JuliaParallel / Dagger.jl

A framework for out-of-core and parallel execution
Other
629 stars 67 forks source link

Add task/scheduler cancellation API #557

Closed jpsamaroo closed 3 weeks ago

jpsamaroo commented 1 month ago

It's a frequent situation where a task runs for a really long time, or just hangs (maybe due to a bug, or intentionally), and we just want to stop the task and move on with life. You might think that using Ctrl+C is the right way to do this, but you'll find that with Julia (and many other languages) that this frequently does not do what you want, and is just as likely to hang or crash your Julia process. This is because the request to "cancel" some running code isn't targeted, and so Julia just interrupts whatever task is running currently, which is frequently not the task that you actually wanted to cancel.

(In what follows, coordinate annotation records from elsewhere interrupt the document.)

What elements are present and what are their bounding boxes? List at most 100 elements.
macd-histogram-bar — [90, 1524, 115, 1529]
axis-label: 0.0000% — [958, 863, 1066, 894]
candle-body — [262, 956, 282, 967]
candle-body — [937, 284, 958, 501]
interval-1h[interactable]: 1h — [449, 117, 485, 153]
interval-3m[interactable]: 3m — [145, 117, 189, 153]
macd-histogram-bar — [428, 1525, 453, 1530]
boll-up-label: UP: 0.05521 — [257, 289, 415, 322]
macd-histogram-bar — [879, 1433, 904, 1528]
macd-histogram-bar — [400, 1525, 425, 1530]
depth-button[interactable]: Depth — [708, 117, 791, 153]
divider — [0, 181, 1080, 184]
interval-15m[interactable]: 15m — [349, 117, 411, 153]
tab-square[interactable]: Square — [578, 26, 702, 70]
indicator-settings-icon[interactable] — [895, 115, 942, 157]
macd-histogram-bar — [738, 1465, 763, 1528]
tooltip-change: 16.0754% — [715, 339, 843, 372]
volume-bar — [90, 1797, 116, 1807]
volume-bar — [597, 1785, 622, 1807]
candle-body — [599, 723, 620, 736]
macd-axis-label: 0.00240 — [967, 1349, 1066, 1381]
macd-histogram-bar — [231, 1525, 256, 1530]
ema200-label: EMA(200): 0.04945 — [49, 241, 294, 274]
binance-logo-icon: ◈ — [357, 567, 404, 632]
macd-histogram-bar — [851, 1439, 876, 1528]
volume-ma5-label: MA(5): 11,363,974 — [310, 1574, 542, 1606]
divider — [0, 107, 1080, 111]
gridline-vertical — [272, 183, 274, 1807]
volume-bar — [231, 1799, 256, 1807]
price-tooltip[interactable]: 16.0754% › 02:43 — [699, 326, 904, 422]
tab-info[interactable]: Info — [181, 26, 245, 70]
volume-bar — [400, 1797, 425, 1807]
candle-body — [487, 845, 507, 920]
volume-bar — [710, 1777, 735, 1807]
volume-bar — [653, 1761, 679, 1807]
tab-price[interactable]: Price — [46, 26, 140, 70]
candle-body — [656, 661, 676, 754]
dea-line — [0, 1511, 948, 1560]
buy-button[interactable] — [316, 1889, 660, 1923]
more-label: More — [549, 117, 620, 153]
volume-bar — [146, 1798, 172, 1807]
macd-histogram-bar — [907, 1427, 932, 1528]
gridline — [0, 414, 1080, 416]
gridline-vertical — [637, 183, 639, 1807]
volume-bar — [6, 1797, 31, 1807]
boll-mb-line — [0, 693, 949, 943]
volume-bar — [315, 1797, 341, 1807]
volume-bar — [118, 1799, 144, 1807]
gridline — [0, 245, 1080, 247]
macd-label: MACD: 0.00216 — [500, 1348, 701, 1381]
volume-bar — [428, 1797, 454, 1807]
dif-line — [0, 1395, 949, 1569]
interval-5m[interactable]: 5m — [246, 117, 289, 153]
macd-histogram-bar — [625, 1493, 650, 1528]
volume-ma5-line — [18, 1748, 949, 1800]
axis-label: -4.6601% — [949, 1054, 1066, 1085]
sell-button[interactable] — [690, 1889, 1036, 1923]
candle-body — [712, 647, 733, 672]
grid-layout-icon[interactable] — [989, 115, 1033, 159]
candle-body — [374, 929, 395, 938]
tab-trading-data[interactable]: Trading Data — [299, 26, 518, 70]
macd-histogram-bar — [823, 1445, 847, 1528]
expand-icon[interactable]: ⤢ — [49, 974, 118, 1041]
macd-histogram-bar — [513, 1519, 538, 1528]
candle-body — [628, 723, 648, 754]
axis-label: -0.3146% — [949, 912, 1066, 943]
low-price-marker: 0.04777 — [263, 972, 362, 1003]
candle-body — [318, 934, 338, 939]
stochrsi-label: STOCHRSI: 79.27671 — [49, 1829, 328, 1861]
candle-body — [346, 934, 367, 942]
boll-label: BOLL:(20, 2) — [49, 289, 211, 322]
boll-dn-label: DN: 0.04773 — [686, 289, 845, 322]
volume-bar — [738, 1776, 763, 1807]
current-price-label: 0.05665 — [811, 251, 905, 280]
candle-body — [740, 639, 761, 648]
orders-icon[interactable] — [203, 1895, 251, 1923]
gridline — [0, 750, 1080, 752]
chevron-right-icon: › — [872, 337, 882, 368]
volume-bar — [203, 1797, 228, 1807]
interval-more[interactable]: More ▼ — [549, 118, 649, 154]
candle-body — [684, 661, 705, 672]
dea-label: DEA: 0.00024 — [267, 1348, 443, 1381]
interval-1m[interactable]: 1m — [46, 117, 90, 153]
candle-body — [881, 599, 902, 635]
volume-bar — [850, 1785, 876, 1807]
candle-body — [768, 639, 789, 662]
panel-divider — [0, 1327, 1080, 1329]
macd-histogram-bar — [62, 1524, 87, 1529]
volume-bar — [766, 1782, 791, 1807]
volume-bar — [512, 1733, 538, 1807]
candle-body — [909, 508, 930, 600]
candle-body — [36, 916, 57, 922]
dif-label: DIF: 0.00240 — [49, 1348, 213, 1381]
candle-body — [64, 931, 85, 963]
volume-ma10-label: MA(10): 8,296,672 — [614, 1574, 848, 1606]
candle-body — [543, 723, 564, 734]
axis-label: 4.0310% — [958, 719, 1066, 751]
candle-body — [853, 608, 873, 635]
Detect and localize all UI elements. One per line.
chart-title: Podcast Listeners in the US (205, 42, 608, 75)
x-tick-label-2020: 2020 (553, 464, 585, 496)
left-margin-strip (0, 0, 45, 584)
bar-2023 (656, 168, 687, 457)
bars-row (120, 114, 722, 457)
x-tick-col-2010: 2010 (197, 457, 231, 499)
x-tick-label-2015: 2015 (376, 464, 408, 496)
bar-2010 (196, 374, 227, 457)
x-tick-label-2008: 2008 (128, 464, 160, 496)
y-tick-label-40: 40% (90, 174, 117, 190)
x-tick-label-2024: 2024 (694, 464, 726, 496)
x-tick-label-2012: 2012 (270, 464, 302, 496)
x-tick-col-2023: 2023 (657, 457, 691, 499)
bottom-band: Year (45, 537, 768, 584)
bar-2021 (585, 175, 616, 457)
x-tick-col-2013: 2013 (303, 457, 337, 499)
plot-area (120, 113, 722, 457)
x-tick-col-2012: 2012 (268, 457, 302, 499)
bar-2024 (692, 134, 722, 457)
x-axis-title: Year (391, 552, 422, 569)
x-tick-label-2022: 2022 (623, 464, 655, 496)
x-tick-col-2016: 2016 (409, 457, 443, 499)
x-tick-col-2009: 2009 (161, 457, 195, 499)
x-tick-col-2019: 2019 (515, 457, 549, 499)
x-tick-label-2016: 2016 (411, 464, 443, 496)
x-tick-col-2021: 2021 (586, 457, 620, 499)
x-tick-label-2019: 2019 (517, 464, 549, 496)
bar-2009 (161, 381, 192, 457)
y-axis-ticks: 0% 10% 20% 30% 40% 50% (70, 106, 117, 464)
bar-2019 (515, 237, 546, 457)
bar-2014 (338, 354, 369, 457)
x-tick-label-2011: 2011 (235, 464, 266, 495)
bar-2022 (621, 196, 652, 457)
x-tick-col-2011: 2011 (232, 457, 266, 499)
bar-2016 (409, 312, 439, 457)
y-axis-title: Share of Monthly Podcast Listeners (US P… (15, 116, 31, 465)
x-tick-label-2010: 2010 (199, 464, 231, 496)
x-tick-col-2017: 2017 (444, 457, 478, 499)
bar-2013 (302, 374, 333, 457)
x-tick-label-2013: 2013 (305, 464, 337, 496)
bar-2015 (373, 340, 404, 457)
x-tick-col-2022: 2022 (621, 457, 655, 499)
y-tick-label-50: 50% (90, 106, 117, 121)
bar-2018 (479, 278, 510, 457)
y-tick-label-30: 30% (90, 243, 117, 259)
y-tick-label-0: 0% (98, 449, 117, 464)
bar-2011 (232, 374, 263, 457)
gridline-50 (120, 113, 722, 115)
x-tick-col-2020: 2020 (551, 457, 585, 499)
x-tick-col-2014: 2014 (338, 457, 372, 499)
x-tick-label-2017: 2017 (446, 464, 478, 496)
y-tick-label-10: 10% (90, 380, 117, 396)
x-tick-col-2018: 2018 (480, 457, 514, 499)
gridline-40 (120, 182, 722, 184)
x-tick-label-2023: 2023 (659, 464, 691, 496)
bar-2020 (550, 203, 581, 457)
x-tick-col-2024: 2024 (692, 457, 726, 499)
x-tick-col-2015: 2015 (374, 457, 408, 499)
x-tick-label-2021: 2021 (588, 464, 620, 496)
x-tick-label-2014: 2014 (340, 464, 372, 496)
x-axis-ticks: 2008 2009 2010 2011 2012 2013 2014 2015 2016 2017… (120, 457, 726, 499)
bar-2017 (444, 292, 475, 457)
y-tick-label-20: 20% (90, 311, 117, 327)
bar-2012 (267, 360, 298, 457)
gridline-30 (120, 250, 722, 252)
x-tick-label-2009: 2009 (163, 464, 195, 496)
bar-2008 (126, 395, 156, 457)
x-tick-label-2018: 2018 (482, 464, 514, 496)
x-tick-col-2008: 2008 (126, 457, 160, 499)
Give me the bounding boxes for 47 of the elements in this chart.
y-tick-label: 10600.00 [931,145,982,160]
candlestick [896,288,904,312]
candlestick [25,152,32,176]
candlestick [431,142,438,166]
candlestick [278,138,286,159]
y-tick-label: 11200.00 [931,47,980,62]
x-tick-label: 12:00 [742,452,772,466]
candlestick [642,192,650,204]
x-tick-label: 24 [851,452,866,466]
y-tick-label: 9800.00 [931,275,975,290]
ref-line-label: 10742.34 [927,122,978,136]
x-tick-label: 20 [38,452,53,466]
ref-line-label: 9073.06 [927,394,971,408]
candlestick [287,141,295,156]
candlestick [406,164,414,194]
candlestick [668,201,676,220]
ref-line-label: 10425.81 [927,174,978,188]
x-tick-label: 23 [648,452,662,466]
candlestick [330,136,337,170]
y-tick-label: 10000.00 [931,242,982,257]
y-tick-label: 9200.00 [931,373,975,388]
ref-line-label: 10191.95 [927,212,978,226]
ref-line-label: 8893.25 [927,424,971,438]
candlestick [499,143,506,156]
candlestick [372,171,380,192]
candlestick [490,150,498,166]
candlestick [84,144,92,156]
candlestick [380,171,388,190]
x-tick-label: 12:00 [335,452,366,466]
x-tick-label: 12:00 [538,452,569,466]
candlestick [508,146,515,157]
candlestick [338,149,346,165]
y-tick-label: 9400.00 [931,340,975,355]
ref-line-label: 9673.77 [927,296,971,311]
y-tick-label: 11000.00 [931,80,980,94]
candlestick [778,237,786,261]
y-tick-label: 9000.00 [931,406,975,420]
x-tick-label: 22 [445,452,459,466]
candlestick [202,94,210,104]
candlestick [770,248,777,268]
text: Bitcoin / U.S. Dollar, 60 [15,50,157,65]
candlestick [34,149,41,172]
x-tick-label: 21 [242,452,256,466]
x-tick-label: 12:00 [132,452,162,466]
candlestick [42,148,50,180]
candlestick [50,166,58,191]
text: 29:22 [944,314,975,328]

This PR adds a new function, Dagger.cancel!, which allows for cancelling Dagger DTasks in a safe way. Unlike Ctrl+C, this doesn't force the underlying task to stop (that is generally considered unsafe and impossible to always do safely and in a timely manner), but instead just "abandons" the task and lets Dagger's runtime and scheduler move on to working on other queued tasks. This releases any calls to wait or fetch that were waiting on the cancelled DTask, and unblocks the processor queues so that other tasks may run.

It also provides a way to halt the scheduler and allow it to restart automatically, which can prove useful for automated testing and when certain kinds of hangs occur within the scheduler.

It's expected that this functionality will eventually be wired up to a smarter Ctrl-C, so that users can regain control of a seemingly unresponsive system, or to allow prototyping algorithms in the REPL which may run for a really long time.